The need for formal interactions among researchers in his field led Moss to organize the first Myofilament Meeting in Madison in 2007. Now a biennial event that attracts more than 160 investigators from the United States, Europe and Japan, it has become the foremost meeting in the field.
“The meeting has been catalytic in terms of collaboration and advancement of early-career investigators,” he says.
Throughout his career at the School of Medicine and Public Health, Moss has led initiatives that have contributed to the school’s statewide impact and rise in national prominence. For example, he is a leader in the Wisconsin Partnership Program, which has played critical roles as the school became the nation’s first integrated school of medicine and public health. As the long-standing chair of the program’s Partnership Education and Research Committee (PERC), he has been involved in awarding competitive grants that have funded a range of research and educational projects led by new and seasoned faculty and by collaborative teams.
In 2002, with Gail Robertson, PhD, professor of neuroscience, Moss envisioned the school’s Master of Science in Biotechnology Program and served as its inaugural director. The workforce-development initiative has been extraordinarily successful in serving the needs of the university and the biotechnology industry. Now, under the leadership of Kurt Zimmerman, senior director of biohealth industry partnerships, the program fosters valuable collaboration in research and development, and educational and community engagement initiatives.
Moss also led the reorganization of basic science departments by research themes rather than traditional disciplines to best support the interdisciplinary nature of research and education.

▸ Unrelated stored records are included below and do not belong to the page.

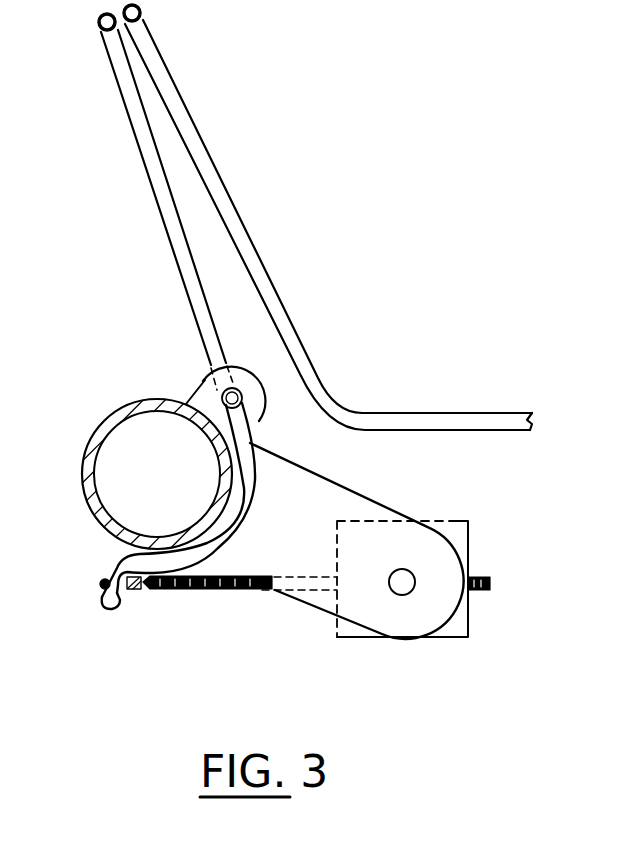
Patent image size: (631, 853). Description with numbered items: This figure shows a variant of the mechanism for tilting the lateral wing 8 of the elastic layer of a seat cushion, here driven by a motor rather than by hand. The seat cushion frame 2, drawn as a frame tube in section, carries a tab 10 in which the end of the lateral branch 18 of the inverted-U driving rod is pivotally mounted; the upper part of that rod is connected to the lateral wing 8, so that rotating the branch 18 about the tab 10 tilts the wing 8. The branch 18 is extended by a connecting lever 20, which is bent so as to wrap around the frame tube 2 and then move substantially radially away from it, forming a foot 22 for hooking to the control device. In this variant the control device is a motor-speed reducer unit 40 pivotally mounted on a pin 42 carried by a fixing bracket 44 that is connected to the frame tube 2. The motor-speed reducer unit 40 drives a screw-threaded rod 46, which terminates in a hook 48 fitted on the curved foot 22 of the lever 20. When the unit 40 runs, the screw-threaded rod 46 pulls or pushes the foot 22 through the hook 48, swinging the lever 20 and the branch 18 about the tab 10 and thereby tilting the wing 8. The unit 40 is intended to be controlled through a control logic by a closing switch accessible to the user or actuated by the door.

The seat cushion frame 2 is at (103, 428).
The lateral wing 8 is at (229, 196).
The tab 10 is at (208, 380).
The lateral branch 18 is at (169, 235).
The connecting lever 20 is at (249, 504).
The foot 22 is at (120, 603).
The motor-speed reducer unit 40 is at (450, 522).
The pin 42 is at (403, 595).
The fixing bracket 44 is at (322, 488).
The screw-threaded rod 46 is at (213, 596).
The hook 48 is at (103, 582).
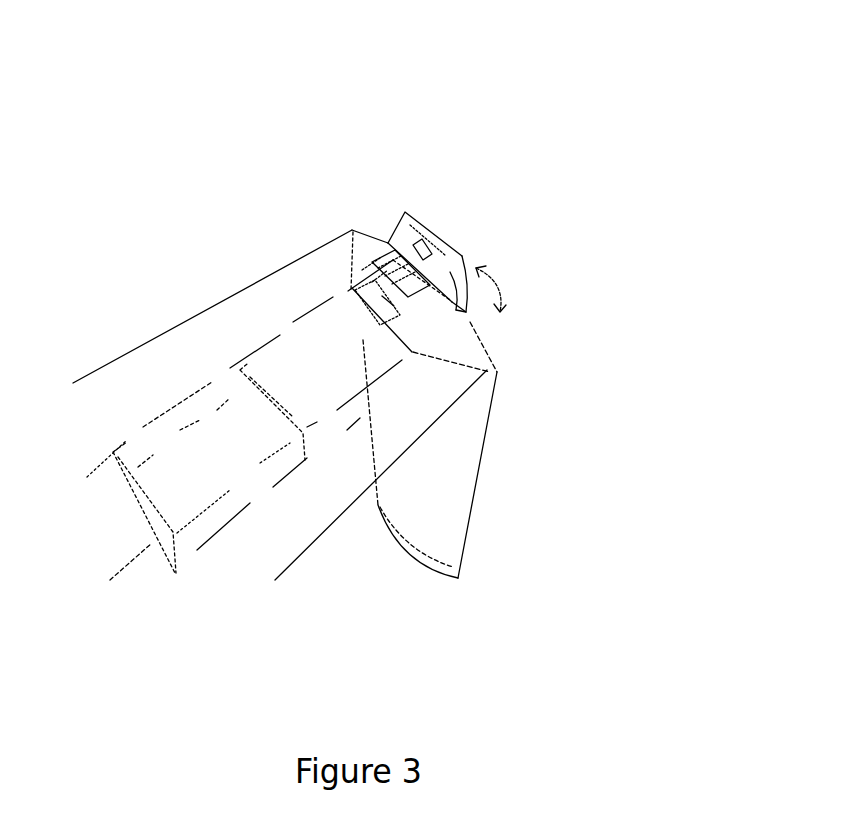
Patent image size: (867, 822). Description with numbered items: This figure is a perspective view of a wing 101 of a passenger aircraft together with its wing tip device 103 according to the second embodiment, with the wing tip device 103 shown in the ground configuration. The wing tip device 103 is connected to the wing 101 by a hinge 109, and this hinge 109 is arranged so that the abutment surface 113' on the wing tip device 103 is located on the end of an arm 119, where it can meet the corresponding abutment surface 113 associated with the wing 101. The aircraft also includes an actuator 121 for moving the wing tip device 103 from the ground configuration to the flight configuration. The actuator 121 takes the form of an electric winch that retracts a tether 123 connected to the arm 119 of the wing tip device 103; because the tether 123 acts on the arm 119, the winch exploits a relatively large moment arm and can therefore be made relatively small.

The wing 101 is at (163, 290).
The wing tip device 103 is at (492, 453).
The hinge 109 is at (378, 203).
The abutment surface 113 is at (295, 230).
The abutment surface 113' is at (443, 202).
The arm 119 is at (457, 289).
The actuator 121 is at (387, 302).
The tether 123 is at (393, 277).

For Moss—now the emeritus senior associate dean for basic research, biotechnology and graduate studies—slowing down in retirement does not come naturally. Although family, including “three irresistible grandchildren,” has lured him and his wife, Susan, to live in California, Moss still devotes time to work at the School of Medicine and Public Health. He continues to chair the PERC, and he’s helping to develop philanthropic resources aligned with the school’s research priorities. He also collaborates in research with J. Carter Ralphe, MD, professor, Departments of Pediatrics and Medicine, and chief, Division of Pediatric Cardiology.

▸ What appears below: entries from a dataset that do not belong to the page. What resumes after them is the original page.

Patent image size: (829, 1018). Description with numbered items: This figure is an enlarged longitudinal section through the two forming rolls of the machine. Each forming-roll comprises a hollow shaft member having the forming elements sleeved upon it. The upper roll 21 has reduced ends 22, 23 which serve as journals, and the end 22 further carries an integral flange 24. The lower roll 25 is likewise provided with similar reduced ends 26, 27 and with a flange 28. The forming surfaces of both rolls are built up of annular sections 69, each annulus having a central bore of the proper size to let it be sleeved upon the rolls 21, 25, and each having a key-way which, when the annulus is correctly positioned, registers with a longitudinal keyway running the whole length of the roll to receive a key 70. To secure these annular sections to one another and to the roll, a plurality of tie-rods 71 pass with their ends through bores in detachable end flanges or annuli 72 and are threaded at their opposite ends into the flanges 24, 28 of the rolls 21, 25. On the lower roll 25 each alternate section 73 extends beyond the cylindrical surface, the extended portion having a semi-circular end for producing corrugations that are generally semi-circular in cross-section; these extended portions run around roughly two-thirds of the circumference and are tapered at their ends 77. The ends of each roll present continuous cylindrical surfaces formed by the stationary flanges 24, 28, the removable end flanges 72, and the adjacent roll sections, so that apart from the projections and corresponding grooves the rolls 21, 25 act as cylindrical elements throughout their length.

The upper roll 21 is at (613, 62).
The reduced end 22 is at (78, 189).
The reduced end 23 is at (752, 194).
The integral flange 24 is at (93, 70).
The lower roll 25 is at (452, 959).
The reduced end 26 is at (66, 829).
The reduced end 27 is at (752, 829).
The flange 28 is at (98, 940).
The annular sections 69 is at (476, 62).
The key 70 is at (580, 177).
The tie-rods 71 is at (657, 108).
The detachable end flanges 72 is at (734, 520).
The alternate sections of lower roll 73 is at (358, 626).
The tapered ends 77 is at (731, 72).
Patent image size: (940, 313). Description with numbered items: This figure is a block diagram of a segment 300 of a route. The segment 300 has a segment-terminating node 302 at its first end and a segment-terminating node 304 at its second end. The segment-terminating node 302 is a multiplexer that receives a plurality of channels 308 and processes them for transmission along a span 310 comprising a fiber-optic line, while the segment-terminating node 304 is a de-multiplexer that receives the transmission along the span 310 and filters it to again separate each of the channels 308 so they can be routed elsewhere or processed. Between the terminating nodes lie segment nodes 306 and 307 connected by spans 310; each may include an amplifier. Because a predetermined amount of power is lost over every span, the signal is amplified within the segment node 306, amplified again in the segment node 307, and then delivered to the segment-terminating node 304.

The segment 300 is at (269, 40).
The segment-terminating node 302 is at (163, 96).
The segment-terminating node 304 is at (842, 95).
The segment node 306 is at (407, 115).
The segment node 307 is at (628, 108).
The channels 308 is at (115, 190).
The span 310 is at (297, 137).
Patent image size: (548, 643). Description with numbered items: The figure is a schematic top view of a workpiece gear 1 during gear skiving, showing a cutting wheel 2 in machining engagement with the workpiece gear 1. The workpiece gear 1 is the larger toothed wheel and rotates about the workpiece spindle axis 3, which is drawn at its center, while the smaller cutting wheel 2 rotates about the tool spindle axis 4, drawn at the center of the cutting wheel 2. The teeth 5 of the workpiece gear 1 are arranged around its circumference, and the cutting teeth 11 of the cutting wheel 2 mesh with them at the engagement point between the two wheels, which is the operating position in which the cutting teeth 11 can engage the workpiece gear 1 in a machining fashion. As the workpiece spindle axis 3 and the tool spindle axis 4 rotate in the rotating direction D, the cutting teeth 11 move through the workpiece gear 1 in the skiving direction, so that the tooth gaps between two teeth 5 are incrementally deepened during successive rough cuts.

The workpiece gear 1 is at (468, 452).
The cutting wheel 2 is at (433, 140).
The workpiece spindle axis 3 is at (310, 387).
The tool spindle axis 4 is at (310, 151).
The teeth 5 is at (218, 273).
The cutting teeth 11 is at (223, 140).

Since his early days in his MSC lab, Moss often steered waves of change that have led to innovative facilities and research programs with collaboration as a goal. And now, the school’s strategic planning and funding models acknowledge the foundational importance of the full spectrum of research, community engagement and public health priorities. Moss considers it his good fortune to have contributed to these transitions in the school.
In presenting the Belzer Award, Golden expressed profound gratitude for the many ways in which Moss shared his energy, intellect and collegiality in advancing the missions of the School of Medicine and Public Health.